When MT5 white label makes sense
MT5 white label can be a good fit if:
- Your target traders expect MetaTrader.
- You want to launch faster than building a proprietary platform.
- You do not want to manage full server infrastructure.
- You have a limited starting scope.
- You already have, or can buy, the surrounding CRM, payment, KYC, liquidity, and support stack.
- You understand that MT5 access is only one part of the brokerage.
It is less attractive if:
- You need full product control from day one.
- You want a highly differentiated mobile-first product.
- You do not have operations around payments, KYC, support, reporting, and partner management.
- You are choosing MT5 only because it sounds cheaper.
- Your provider cannot clearly explain licensing, data ownership, support, and migration.
Common mistakes when budgeting MT5 white label
Mistake 1: Treating MT5 as the whole brokerage
MT5 is the trading environment. The brokerage still needs client onboarding, money movement, compliance operations, reporting, support, marketing, retention, and risk controls.
Mistake 2: Comparing setup fee instead of total cost
A $5,000 setup can cost more than a $15,000 setup if monthly fees, volume fees, and add-ons are worse.
Mistake 3: Ignoring payment readiness
The broker is not live just because the platform is live. If clients cannot deposit and withdraw reliably, the business is not ready.

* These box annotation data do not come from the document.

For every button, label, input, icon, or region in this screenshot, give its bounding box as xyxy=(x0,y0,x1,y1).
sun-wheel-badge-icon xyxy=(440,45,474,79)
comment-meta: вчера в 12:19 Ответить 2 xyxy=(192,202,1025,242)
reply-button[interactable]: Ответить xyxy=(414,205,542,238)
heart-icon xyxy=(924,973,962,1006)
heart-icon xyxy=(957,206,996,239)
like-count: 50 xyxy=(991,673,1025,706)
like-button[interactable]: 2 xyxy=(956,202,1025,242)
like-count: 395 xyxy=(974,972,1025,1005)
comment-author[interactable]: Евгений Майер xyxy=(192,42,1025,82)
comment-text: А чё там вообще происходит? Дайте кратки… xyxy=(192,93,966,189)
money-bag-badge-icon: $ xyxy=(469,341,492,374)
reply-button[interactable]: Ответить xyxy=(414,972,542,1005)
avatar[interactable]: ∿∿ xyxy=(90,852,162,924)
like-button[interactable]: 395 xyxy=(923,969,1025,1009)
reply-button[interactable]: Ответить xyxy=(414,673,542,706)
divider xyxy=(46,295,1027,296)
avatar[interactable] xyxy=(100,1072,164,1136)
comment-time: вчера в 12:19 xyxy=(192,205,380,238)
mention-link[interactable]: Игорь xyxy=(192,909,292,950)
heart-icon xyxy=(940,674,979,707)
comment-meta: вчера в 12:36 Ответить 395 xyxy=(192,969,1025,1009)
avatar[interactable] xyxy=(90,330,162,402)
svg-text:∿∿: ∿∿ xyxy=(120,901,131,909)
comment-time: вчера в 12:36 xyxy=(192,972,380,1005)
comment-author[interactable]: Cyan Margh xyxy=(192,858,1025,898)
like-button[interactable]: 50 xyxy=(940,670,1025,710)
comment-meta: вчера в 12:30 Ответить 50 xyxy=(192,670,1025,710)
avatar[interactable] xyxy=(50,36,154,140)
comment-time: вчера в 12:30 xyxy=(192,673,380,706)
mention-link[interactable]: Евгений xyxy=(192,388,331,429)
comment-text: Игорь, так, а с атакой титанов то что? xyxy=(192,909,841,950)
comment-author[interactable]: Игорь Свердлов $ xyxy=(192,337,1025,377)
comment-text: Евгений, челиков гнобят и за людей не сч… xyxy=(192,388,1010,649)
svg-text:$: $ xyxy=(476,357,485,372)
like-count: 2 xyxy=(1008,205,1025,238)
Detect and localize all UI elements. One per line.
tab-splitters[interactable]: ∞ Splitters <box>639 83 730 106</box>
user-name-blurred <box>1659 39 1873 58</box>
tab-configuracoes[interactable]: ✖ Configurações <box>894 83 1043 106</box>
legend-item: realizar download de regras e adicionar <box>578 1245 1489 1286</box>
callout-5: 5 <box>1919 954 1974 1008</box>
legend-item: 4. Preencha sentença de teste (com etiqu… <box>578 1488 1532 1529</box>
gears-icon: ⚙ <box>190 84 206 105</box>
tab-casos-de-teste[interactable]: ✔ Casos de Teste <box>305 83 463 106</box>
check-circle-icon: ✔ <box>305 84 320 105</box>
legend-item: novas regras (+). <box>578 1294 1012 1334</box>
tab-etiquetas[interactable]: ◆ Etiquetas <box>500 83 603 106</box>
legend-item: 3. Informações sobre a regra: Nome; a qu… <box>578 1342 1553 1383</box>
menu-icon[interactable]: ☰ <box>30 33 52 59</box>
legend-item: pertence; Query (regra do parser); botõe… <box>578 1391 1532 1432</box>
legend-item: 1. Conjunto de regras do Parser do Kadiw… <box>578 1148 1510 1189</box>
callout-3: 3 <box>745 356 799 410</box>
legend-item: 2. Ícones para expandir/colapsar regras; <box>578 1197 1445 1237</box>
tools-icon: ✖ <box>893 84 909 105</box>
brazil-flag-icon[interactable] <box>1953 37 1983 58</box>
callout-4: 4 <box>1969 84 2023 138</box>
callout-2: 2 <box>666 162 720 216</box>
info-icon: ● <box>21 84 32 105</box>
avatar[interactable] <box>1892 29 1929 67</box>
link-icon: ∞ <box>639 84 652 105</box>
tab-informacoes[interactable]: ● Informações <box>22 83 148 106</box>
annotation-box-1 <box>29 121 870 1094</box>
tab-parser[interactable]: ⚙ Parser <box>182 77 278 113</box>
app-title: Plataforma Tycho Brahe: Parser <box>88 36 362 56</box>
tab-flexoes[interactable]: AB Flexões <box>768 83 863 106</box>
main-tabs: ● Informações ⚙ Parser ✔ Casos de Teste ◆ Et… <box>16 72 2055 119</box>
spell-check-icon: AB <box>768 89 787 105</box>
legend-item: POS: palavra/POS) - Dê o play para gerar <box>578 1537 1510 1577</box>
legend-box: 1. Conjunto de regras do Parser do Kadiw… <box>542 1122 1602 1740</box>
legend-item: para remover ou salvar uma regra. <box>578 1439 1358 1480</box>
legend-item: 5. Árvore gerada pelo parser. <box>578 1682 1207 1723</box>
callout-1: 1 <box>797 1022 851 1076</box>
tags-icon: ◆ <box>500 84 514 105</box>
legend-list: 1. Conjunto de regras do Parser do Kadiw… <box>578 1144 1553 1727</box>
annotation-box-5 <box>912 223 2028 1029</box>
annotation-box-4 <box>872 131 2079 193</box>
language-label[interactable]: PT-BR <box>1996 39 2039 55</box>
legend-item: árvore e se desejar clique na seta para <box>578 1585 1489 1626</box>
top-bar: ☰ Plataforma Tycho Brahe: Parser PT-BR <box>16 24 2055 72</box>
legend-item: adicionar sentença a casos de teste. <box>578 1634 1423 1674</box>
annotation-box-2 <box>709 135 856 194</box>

Mistake 4: Assuming “liquidity included” answers the execution question
Ask what liquidity means in practice: provider, symbols, spreads, markups, execution reports, bridge, routing, and reject handling.
Mistake 5: Underestimating support
If you plan to run paid traffic, affiliate traffic, or multiple geos, support load can rise quickly. Clients do not care that a third-party system failed. They blame the broker.
What a realistic starter budget could look like
Here is a simple planning model for a new broker choosing an MT5 white label stack.
| Cost category | Lean case | Standard case |
|---|---|---|
| MT5 setup and branding | $7,500 | $15,000 |
| Bridge and liquidity setup | $2,500 | $7,500 |
| CRM/back office setup | $2,000 | $5,000 |
| Monthly MT5/platform cost | $24,000/year | $48,000/year |
| Monthly liquidity/data/bridge | $12,000/year | $36,000/year |
| Monthly CRM/back office | $12,000/year | $30,000/year |
| Support and maintenance extras | $3,000/year | $12,000/year |
| First-year technology total | $63,000 | $153,500 |
This is not the full launch budget. It is only the technology-side view. Add legal, licensing, payment reserves, KYC usage, team, sales, support, marketing, accounting, and contingency before you call the business funded.
Bottom line
An MT5 white label can be a fast way to launch a MetaTrader-based brokerage, but the useful budget is not just “setup fee plus monthly fee.”
Use these planning numbers:
- Platform setup: about $5,000-$25,000
- Platform monthly: about $1,500-$5,000
- All-in monthly technology stack: often $2,700-$11,000+
- First-year technology budget: often $40,000-$150,000+
Then ask the more important question:
Does this quote cover a tradable platform, or does it cover the brokerage operation clients will actually experience?
If it only covers the platform, budget the rest before you launch. If you want the faster path, compare MT5-only offers with complete brokerage stacks that include the trading platform, back office, billing, KYC, risk tools, affiliate management, and operational support in one connected setup.